In the Lawrence decision, Kennedy struck down a Texas law that criminalized homosexual conduct and penned one of his most famous lines on the subject of tolerance.
“Times can blind us to certain truths and later generations can see that laws once thought necessary and proper in fact serve only to oppress,” he wrote.
In that case, he was overturning a contrary decision reached by the Supreme Court 17 years earlier, Bowers v. Hardwick, in which the justices had upheld criminal laws against homosexual conduct. Kennedy was unapologetic: “Bowers was not correct when it was decided, and it is not correct today. It ought not to remain binding precedent.”
Earlier, he had written for the majority in Romer v. Evans, striking down a Colorado constitutional amendment that precluded cities from adopting laws protecting gays from discrimination in housing, employment and other areas.
The amendment, Kennedy wrote, “classifies homosexuals not to further a proper legislative end but to make them unequal to everyone else. This Colorado cannot do. A state cannot so deem a class of persons a stranger to its laws.”
Two years ago, in Windsor, Kennedy emphasized “dignity” in denouncing the federal government’s refusal to offer the same government benefits available to heterosexual couples to legally married gay couples. Such actions tell “all the world that their otherwise valid marriages are unworthy” and “humiliates” their children.
He returned to that theme in Friday’s ruling. Denying same-sex couples the right to marry, he said, “would disparage their choices and diminish their personhood.”
In the latest opinion, Kennedy described the plaintiffs in gentle, almost loving terms.
“Their hope is not to be condemned to live in loneliness, excluded from one of civilization's oldest institutions,” Kennedy wrote. “They ask for equal dignity in the eyes of the law. The Constitution grants them that right.”
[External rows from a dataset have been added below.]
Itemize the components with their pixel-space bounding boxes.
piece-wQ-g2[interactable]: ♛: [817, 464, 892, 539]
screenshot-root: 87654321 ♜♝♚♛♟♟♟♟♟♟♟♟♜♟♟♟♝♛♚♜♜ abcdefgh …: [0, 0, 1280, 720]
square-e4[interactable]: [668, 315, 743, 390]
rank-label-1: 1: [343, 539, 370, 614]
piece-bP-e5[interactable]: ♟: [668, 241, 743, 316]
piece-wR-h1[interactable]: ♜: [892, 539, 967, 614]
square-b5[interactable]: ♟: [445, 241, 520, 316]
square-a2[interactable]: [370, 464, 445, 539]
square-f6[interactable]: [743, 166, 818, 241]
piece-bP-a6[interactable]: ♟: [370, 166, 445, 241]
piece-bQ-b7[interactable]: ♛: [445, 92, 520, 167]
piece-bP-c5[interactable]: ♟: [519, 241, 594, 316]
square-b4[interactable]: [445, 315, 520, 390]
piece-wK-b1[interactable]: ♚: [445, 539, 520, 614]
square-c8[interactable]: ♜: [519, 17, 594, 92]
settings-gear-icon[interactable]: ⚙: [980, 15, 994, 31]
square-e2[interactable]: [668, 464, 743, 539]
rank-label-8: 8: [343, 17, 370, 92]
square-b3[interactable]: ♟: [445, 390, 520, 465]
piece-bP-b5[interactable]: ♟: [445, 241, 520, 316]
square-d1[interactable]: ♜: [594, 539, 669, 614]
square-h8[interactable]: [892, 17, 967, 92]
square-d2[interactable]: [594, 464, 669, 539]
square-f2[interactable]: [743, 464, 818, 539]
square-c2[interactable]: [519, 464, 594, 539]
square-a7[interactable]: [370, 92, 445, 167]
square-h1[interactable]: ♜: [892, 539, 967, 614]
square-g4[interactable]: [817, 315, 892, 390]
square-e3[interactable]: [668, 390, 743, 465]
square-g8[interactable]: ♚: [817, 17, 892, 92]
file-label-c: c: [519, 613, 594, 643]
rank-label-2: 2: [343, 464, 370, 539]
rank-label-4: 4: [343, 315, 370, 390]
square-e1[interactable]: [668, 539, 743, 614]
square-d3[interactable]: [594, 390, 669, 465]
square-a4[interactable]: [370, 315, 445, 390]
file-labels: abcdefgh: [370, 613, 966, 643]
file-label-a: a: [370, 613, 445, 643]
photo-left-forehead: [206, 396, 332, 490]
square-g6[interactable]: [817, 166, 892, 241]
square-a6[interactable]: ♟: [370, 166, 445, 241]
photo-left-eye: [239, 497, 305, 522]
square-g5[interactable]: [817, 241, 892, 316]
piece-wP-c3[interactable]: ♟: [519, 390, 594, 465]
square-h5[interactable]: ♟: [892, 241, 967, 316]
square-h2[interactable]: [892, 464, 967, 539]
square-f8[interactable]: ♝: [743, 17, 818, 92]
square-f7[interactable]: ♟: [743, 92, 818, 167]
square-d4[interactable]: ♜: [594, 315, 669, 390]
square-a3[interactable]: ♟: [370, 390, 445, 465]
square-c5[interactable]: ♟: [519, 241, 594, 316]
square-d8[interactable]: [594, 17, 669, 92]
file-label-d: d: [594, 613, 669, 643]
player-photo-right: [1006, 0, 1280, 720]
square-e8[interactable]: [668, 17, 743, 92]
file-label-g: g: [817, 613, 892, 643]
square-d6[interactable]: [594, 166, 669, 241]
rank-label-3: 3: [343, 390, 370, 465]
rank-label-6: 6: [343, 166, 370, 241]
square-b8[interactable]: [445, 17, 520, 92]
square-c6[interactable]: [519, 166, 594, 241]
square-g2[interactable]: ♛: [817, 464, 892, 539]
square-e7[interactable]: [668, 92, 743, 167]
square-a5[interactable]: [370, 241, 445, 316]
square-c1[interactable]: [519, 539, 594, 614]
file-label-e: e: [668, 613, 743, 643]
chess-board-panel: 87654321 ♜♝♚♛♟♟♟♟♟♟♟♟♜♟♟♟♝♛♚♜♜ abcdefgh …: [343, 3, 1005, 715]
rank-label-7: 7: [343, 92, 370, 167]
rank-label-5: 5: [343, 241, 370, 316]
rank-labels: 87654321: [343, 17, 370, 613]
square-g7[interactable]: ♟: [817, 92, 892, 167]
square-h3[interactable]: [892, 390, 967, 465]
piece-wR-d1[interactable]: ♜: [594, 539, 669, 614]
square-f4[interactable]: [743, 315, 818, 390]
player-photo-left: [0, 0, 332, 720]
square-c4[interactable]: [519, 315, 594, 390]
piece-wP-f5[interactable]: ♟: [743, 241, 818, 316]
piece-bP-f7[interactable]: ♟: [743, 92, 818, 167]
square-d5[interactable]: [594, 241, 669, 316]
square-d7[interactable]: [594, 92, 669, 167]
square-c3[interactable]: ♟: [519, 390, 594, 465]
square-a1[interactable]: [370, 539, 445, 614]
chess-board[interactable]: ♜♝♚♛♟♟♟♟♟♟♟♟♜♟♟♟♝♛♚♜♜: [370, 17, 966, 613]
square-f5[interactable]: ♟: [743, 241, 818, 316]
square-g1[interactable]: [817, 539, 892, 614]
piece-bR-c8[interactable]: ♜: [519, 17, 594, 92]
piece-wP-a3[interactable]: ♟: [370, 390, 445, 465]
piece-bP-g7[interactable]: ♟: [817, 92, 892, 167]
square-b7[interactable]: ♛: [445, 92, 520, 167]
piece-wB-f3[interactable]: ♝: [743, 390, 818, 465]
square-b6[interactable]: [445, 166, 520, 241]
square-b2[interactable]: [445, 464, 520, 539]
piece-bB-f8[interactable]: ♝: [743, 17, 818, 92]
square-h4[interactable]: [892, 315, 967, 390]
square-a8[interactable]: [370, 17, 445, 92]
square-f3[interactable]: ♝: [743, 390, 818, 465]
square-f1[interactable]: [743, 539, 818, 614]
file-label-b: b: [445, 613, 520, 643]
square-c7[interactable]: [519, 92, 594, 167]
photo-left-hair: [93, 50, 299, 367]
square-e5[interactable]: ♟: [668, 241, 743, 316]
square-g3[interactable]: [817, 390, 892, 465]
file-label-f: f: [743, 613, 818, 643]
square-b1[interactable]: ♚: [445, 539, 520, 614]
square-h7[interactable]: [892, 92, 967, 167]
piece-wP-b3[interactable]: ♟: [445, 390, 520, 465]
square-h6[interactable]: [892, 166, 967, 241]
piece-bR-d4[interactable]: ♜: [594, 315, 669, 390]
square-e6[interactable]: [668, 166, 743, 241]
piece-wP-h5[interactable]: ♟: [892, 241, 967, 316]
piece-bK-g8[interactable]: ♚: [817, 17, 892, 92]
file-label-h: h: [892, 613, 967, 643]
Kennedy’s fellow Reagan nominee, Scalia, has also been his longtime adversary on judicial pronouncements that overturn voter-passed limitations on gay rights. Scalia argues that Kennedy’s judicial views on the issue are nothing more than opinions on public policy that under the Constitution must be left to voters or their elected officials, not judges.
Scalia also seemed driven to distraction by Kennedy’s prose. Scalia said he would rather “hide my head in a bag” than join an opinion that began as Kennedy’s Obergefell decision did, and compared Kennedy’s writing with the “mystical aphorisms of the fortune cookie.”
But their differences are more fundamental than that. Scalia and other conservatives on the court look backward to history and traditions to see if a ban on same-sex marriage is constitutional.
Allison Orr Larsen, a law professor at the College of William and Mary, has explained that to Kennedy, “binding ourselves to a static sense of liberty is too stifling and unfaithful to the nature of a charter document like a Constitution that is meant to last forever.”
While Kennedy is now a hero to gay rights advocates, his opinions are too eclectic to make him a reliable champion for either the left or the right.
Reagan’s compromise candidate — the president said Kennedy “seems to be popular with many senators of varying political persuasions’’ in announcing his selection — votes most often with conservatives.
But his broad view of judicial power and specific stands — for gay rights, limiting the death penalty, his refusal to overturn Roe v. Wade — infuriate many on the right.
Liberals find him an unmovable foe on issues such as campaign finance restrictions and affirmative action. He authored the decision upholding the federal Partial-Birth Abortion Ban Act.
Kennedy is known at the court as unfailingly polite and his profile so low that he strolls the Supreme Court grounds unrecognized by tourists. He has not achieved the fandom afforded Scalia on the right or Justice Ruth Bader Ginsburg on the left.
But at a recent appearance, Ginsburg was thanked by someone in the audience for the court’s decisions on gay rights and same-sex marriage.
She demurred. “That’s Tony Kennedy,” she said.